Authorities in Beijing have started an extensive 40-day campaign to inspect and demolish cheap housing in the city’s outskirts and forcibly evict residents, mostly migrant workers communities. The crackdown comes after a recent fire killed 19 people in an apartment building in Daxing district, a blue-collar area of Beijing inhabited for the most part by migrant workers.
Eli Friedman, a professor of international and comparative labor at Cornell University and author of Insurgency Trap: Labor Politics in Postsocialist China, studies Chinese urbanization, with a particular focus on access to education and other services migrants moving from rural to urban areas. Friedman says the evictions reveal the regime’s moral vacuum and cautions that if replicated in other cities, they could lead to a real humanitarian tragedy.
“The recent fire in Daxing and subsequent mass evictions are startling, even to a Chinese public relatively inured to the idea that migrants are second-class citizens in the city. The rapidity, scope, and brutality with which people have been removed from their homes, and left to their own devices, is economically short-sighted and reveals the moral vacuum at the core of the regime.
“Clearly the ‘China Dream’ is only for a certain segment of the population.
“But these efforts at removing so-called ‘low end’ people from Beijing as well as other wealthy megacities is not new. While city governments have been afraid of being overrun by the rural masses since at least the 1950s, there has been a renewed effort at population reduction in the largest cities since 2014.
“An urbanization plan for 2014-20 developed by the central government is explicit that ‘extra large’ cities, those with an urban population of over five million, are to ‘strictly control’ the scope of their population. Population control has taken many forms, including relocating labor-intensive industries, closing off access to social services, and demolishing schools for migrant children. ‘Slum redevelopment’ has been a priority for several years, as city governments have sought to get access to increasingly valuable land. In each of these cases, it is rural migrants who have borne the brunt of population control measures. Despite the fact that these workers have quite literally built these cities, and the urban economy continues to be dependent on their labor, they are also the first to be sacrificed. While this most recent round of expulsions and demolitions is shocking in its ferocity, it is just the most recent manifestation of a trend that has been developing for several years.
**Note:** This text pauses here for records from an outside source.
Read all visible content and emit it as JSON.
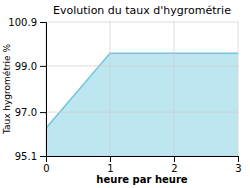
{
  "chart_data": {
    "type": "area",
    "title": "Evolution du taux d'hygrométrie",
    "x_label": "heure par heure",
    "y_label": "Taux hygrométrie %",
    "x": [
      0,
      1,
      3
    ],
    "values": [
      96.3,
      99.55,
      99.55
    ],
    "color": "#6cc8e0",
    "xlim": [
      0,
      3
    ],
    "xticks": [
      0,
      1,
      2,
      3
    ],
    "ylim": [
      95.1,
      100.9
    ],
    "yticks": [
      95.1,
      {
        "value": 97.0,
        "label": "97.0"
      },
      {
        "value": 99.0,
        "label": "99.0"
      },
      100.9
    ],
    "grid": true
  }
}
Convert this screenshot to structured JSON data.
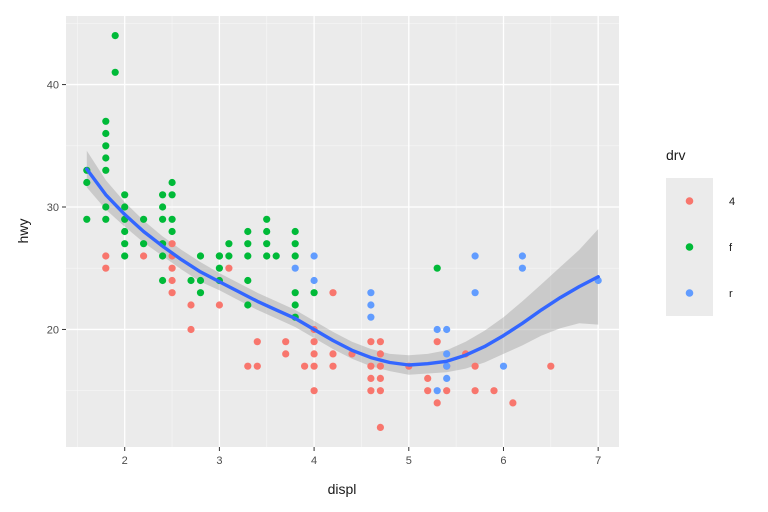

“One thing that is notable, and somewhat new, is that the government is framing this as a public safety concern. Certainly migrant worker housing is in general substandard and rife with health and safety concerns. However, upgrading the quality of housing by no means necessitates the evictions and dispossession that have marked this campaign. The government is transparently interested in population reduction and securing valuable tracts of land—the public safety explanation is untenable, when thousands of people have been rendered homeless in the cold of late November.
“Something to watch moving forward is the extent to which this method appears in other cities around the country. Just in the last couple of days, we have seen reports from Shenzhen and Guangzhou of similar campaigns. This could turn out to be a real humanitarian tragedy, as expelled migrants will have no choice but to return to the poverty of the countryside.”